Especialistas querem transformar o Mar Menor numa “pessoa jurídica”

Carlos de Vega / Flickr

Mar Menor, em Murcia, Espanha

Especialistas e residentes de Murcia, no sudeste de Espanha, esperam conseguir proteger o Mar Menor, a maior lagoa de água salgada da Europa, com uma mudança na sua situação legal.

“Pelo menos sabemos que está vivo”, disse um pescador, enquanto descia do cais até à praia lamacenta de Los Urrutias, na província de Murcia, referindo-se às águas do Mar Menor, uma das maiores lagoas de água salgada da Europa.

Los Urrutias pode parecer idílica, com flamingos, corvos-marinhos e garças-reais reunidos ao redor das ilhas vulcânicas, separadas do Mediterrâneo por uma extensão de 22 quilómetros de areia.

Mas o vento conta uma história diferente: tem um cheiro pútrido que revela um “grave desequilíbrio ecológico”, como descreveu o governo de Murcia – ativistas referem-se à situação como um “ecocídio”, um crime contra o ecossistema e contra as espécies.

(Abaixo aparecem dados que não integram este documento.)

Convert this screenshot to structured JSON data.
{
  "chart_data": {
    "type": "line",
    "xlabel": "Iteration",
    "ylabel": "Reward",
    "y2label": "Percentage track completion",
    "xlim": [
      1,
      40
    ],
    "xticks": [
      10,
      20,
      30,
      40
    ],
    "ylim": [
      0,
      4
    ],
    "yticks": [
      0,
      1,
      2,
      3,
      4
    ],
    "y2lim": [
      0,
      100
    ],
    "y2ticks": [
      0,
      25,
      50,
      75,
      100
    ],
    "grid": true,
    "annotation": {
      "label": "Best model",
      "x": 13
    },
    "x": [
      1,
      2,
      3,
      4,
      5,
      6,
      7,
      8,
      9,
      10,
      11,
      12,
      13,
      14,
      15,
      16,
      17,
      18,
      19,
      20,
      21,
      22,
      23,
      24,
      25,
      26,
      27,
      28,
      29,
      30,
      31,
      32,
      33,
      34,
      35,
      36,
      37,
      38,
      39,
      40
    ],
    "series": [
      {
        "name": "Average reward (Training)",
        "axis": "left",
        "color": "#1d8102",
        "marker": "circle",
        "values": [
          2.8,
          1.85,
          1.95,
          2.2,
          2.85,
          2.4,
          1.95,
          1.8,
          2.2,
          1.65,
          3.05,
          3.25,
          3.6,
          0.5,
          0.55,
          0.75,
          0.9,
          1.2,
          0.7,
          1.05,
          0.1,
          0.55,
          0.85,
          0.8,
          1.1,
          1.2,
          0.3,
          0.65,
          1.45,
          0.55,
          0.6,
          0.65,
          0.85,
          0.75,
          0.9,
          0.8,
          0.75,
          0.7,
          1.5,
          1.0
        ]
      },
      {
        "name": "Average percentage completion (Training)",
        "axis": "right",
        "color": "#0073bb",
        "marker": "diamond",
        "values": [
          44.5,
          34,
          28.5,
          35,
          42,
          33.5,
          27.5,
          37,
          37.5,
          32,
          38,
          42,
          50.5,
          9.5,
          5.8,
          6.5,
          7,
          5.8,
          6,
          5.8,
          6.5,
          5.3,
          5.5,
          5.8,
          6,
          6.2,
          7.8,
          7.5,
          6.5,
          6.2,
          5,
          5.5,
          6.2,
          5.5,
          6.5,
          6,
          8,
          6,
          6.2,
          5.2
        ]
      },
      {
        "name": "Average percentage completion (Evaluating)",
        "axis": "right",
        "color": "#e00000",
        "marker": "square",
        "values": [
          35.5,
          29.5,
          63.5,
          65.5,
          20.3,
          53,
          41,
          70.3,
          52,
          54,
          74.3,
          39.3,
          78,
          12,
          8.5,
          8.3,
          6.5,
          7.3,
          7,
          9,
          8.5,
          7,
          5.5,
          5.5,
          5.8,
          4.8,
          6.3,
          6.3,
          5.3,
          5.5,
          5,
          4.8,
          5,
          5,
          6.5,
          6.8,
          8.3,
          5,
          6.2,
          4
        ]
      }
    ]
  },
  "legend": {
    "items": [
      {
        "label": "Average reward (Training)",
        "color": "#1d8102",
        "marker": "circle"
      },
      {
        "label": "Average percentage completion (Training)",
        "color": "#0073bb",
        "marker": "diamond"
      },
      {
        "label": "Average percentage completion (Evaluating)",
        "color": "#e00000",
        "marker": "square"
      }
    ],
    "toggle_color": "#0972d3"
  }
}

Em 2016, uma eutrofização extrema – um crescimento maciço de algas causado por uma descarga de nutrientes tornou a água verde e matou 85% das ervas marinhas. Milhares de peixes encalharam na praia, sem poder respirar por falta de oxigénio devido à degradação do excesso de algas e às mudanças na salinidade.

Especialistas apontam o dedo à indústria agrícola, que pensam ser a principal poluidora, por causa dos nitratos da irrigação intensiva das plantações, bem como dos sistemas de esgoto deficientes nas cidades ao redor da lagoa.

“Com o nosso modelo de desenvolvimento, quebramos o equilíbrio ecológico”, diz Teresa Vicente Giménez, professora de filosofia de direito na Universidade de Murcia, que sugeriu atribuir direitos legais ao Mar Menor, reconhecendo-o como “pessoa jurídica”.

“Iam dizer que não há espaço [para proteger os direitos de um ecossistema] no nosso sistema legal”, afirma. “Portanto, criamos um novo modelo de justiça”, disse ao jornal britânico The Guardian.

A ambiciosa proposta reconhece o direito da lagoa “existir como um ecossistema” e ser protegida e preservada pelo governo e pelos residentes. Caso a proposta seja aprovada, a lagoa seria representada por três grupos: os responsáveis ​​legais, um comité de controlo dos “protetores” e um conselho científico. Além disso, qualquer cidadão ou pessoa jurídica poderia entrar com uma ação em nome do Mar Menor.

Esse modelo não é totalmente novo: países como Nova Zelândia, Equador e Índia têm recursos hídricos e ecossistemas que receberam privilégios legais. Na Colômbia, em 2016, o tribunal constitucional reconheceu o Rio Atrato como uma pessoa jurídica e o ministério do meio ambiente e do desenvolvimento sustentável tornou-se no seu guardião legal, juntamente com uma comissão de “protetores” que cuida do rio.

“[A poluição] está a piorar porque nenhuma medida foi tomada”, disse a engenheira química, Laura Gómez. “Por isso somos todos responsáveis, toda a sociedade, a agricultura intensiva, a exploração para o turismo e todos os que deitam lixo na lagoa.”

No entanto, Gómez está cética quanto ao plano de conceder direitos ao Mar Menor. “Precisamos de mais ações do que palavras, como por exemplo controlar para onde vão os resíduos da chuva ou das estações de tratamento. Toda aquela água da chuva está a arrastar os nitratos das plantações”, explicou.

Mesmo assim, Vicente Giménez mantém a sua opinião: “Podemos dizer aos nossos filhos que lutamos até o fim.”